While most were lost in the sound and the fury following Tiger and Rory's sunday stories, Russell Henley played like a champion. (Bob Donnan, USA Today Sports, Action Images)
While most were lost in the sound and the fury following Tiger and Rory’s sunday stories, Russell Henley played like a champion.
(Bob Donnan, USA Today Sports, Action Images)

Lost in the swirl of conversation about how the Honda Classic blew away with the breeze for Rory McIlroy was some credit for the winner. How about a little love for Russell Henley?

He shot 72 on the final day when the wind was up and the lowest score on a terribly difficult golf course was 3-under 67. And he didn’t win coming out of the pack. He played in the final group with McIlroy, starting the day two shots behind the leader.
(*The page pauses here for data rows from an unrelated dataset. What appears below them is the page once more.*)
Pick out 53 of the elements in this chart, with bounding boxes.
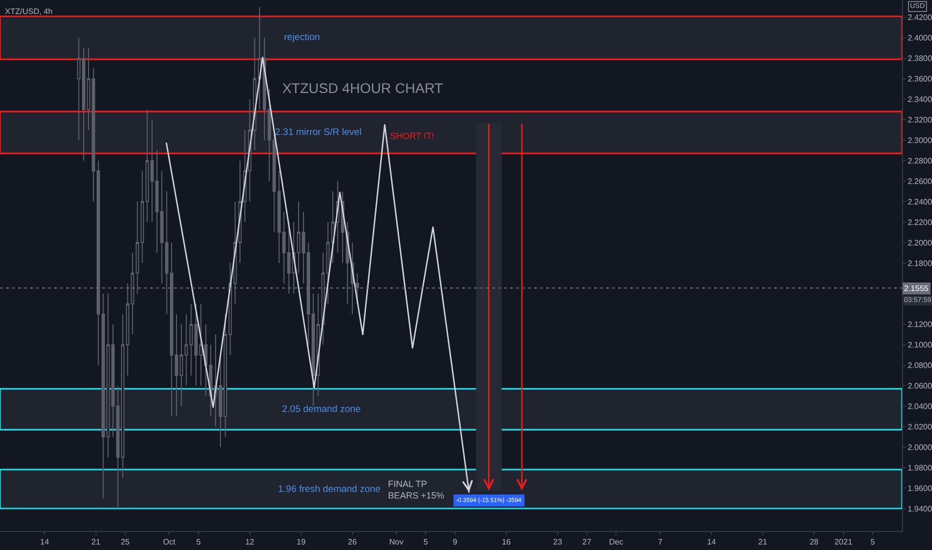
y-tick-label: 2.2000 bbox=[908, 238, 932, 248]
ref-line-label: 2.1555 bbox=[904, 284, 930, 293]
y-tick-label: 2.2600 bbox=[908, 176, 932, 186]
band-label: 1.96 fresh demand zone bbox=[278, 484, 380, 495]
annotation: SHORT IT! bbox=[390, 131, 434, 141]
y-tick-label: 2.3400 bbox=[908, 95, 932, 104]
x-tick-label: 5 bbox=[423, 538, 428, 547]
y-tick-label: 2.3000 bbox=[908, 136, 932, 145]
y-tick-label: 2.2800 bbox=[908, 156, 932, 166]
y-tick-label: 2.3800 bbox=[908, 54, 932, 64]
y-tick-label: 2.3200 bbox=[908, 116, 932, 125]
y-tick-label: 2.0600 bbox=[908, 382, 932, 391]
x-tick-label: 27 bbox=[582, 538, 592, 547]
y-tick-label: 2.1800 bbox=[908, 258, 932, 268]
y-tick-label: 2.4200 bbox=[908, 13, 932, 22]
x-tick-label: 12 bbox=[245, 538, 255, 547]
x-tick-label: 9 bbox=[452, 538, 458, 547]
y-tick-label: 2.0000 bbox=[908, 442, 932, 452]
y-tick-label: 2.3600 bbox=[908, 74, 932, 84]
x-tick-label: 21 bbox=[758, 538, 768, 547]
x-tick-label: Nov bbox=[389, 538, 404, 547]
x-tick-label: 26 bbox=[348, 538, 358, 547]
x-tick-label: 5 bbox=[196, 538, 202, 547]
x-tick-label: 23 bbox=[553, 538, 563, 547]
annotation: FINAL TP BEARS +15% bbox=[388, 479, 444, 501]
x-tick-label: 14 bbox=[40, 538, 50, 547]
y-tick-label: 2.1200 bbox=[908, 320, 932, 330]
y-tick-label: 2.0200 bbox=[908, 422, 932, 432]
x-tick-label: 14 bbox=[707, 538, 716, 547]
y-tick-label: 1.9400 bbox=[908, 504, 932, 514]
y-tick-label: 2.2200 bbox=[908, 218, 932, 227]
y-tick-label: 2.0800 bbox=[908, 361, 932, 370]
x-tick-label: Dec bbox=[609, 538, 624, 547]
x-tick-label: 19 bbox=[296, 538, 306, 547]
band-label: rejection bbox=[284, 32, 320, 43]
x-tick-label: Oct bbox=[162, 538, 176, 547]
y-tick-label: 2.2400 bbox=[908, 197, 932, 206]
text: XTZ/USD, 4h bbox=[5, 7, 53, 16]
y-tick-label: 2.0400 bbox=[908, 402, 932, 411]
text: XTZUSD 4HOUR CHART bbox=[282, 80, 444, 96]
x-tick-label: 25 bbox=[120, 538, 130, 547]
y-tick-label: 1.9600 bbox=[908, 484, 932, 493]
y-tick-label: 2.1000 bbox=[908, 340, 932, 350]
y-tick-label: 2.4000 bbox=[908, 34, 932, 43]
x-tick-label: 2021 bbox=[834, 538, 853, 547]
x-tick-label: 5 bbox=[870, 538, 876, 547]
x-tick-label: 7 bbox=[658, 538, 663, 547]
y-tick-label: 1.9800 bbox=[908, 463, 932, 472]
x-tick-label: 28 bbox=[810, 538, 820, 547]
x-tick-label: 21 bbox=[91, 538, 101, 547]
x-tick-label: 16 bbox=[502, 538, 512, 547]
band-label: 2.31 mirror S/R level bbox=[275, 127, 362, 138]
band-label: 2.05 demand zone bbox=[282, 404, 361, 415]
Henley never lost track and never lost sight of McIlroy, even with some stumbles of his own. He bogeyed Nos. 10 and 12 but got them back with a birdie on 13 and a chip-in for birdie on the 14th.

Then came disaster. He rinsed his tee shot at the par-3 15th, the start of the “Bear Trap,” and made double bogey. But he got it up and down from the greenside bunker at the 17th and hung on to make the playoff.

He was the only one of the four combatants to hit the green in two in the playoff and the only one to make birdie, which gave him the victory.

Jordan Spieth and Harris English are the two young players on the PGA Tour who are getting the most attention for their performance and potential. But Henley, who turns 25 during the week of The Masters, now has two wins, one of only four players younger than 25 who have two or more wins on Tour.

When Henley won the Sony Open in Hawaii last year for his first win on Tour, he ended his final round with five consecutive birdies. He showed the world he had enough game for the big stage. Sunday at Honda, he showed he has enough guts.